Ему показали. Кулик многозначительно, прохаживаясь туда-сюда по свободному от снега пространству, оглядывал то подъезд к гаражу, то отмеченное место аварии, словно высчитывал между ними точное расстояние. Боев равнодушно наблюдал за всеми этими манипуляциями; зная им истинную цену, усмехался.
— Водитель обнаружил поломку один или были свидетели? — осведомился Кулик у начальника заставы.
— Да, один, — коротко ответил Боев, не считая нужным пускаться в подробные объяснения, пока в них не было никакой нужды.
— Где он? Пойдемте в казарму.
Боев ожидал, что Кулик хотя бы бегло, на ощупь, а не со стороны разъятых ворот осмотрит повреждение. Но этого не произошло. Тогда зачем же Кулику понадобился водитель?
— Солдата сейчас не тревожьте, — попросил Боев. — Ему и без того несладко.
— То есть как это: не тревожьте? Что за нежности, товарищ майор? Честное слово — детский сад! Натворил, так пусть отвечает. Он что, заболел?
— Нет, — ответил Боев, умалчивая о причине своей необычной, так возмутившей Кулика просьбе.
— Так в чем же дело? Странно… Выходит, я даже не могу с ним поговорить!..
Они возвратились в казарму, еще безлюдную, как бы вовсе пустую в этот неурочный час. Дежурный отдал им честь.
— Вы хотя бы потребовали у водителя объяснительную записку? — спросил Кулик, не дожидаясь, пока они поднимутся в канцелярию и разговор перестанет быть слышным дежурному по заставе.
Боев поморщился:
— Объяснительная записка есть. Только… там все изложено не так, как было на самом деле.
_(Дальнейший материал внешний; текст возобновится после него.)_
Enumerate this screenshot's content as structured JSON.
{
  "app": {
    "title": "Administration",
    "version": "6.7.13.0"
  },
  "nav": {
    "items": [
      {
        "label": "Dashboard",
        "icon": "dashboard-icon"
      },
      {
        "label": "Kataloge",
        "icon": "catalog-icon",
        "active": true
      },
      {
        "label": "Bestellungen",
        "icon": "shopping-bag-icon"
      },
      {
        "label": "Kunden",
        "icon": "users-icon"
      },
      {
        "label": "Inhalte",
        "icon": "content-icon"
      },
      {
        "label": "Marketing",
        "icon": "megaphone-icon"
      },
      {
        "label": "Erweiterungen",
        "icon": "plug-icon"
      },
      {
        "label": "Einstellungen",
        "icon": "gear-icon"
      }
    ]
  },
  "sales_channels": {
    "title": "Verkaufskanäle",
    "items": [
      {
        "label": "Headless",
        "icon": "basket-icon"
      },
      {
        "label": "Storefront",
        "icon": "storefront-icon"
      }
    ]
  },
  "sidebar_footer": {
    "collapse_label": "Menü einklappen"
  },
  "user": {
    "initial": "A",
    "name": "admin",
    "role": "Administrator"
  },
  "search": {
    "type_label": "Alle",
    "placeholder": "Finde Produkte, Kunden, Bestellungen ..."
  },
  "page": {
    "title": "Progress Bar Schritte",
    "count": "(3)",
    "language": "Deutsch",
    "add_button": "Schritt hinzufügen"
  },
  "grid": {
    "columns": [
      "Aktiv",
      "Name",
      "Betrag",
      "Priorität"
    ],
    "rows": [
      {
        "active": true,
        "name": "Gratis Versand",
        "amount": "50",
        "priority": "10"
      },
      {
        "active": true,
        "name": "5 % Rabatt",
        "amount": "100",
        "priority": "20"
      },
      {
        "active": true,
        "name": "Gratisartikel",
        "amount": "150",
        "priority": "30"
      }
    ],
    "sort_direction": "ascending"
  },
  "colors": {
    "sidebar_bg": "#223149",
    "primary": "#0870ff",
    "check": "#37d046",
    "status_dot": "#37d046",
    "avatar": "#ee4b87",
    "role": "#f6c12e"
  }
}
Кулик вскинул брови, молча требуя объяснений.
— Объяснительная Сапрыкина не отражает всей правды. Я убежден, что по какой-то причине солдат умалчивает истину.
— Продолжайте…
— Все. Большего сообщить не могу. Другие данные будут у меня позже, а пока — не располагаю. — Сказал — и самому стало противно: «данными», «не располагаю»… Не разговор, а выдержки из протокола следователя. Неужели так на него действовал майор Кулик?..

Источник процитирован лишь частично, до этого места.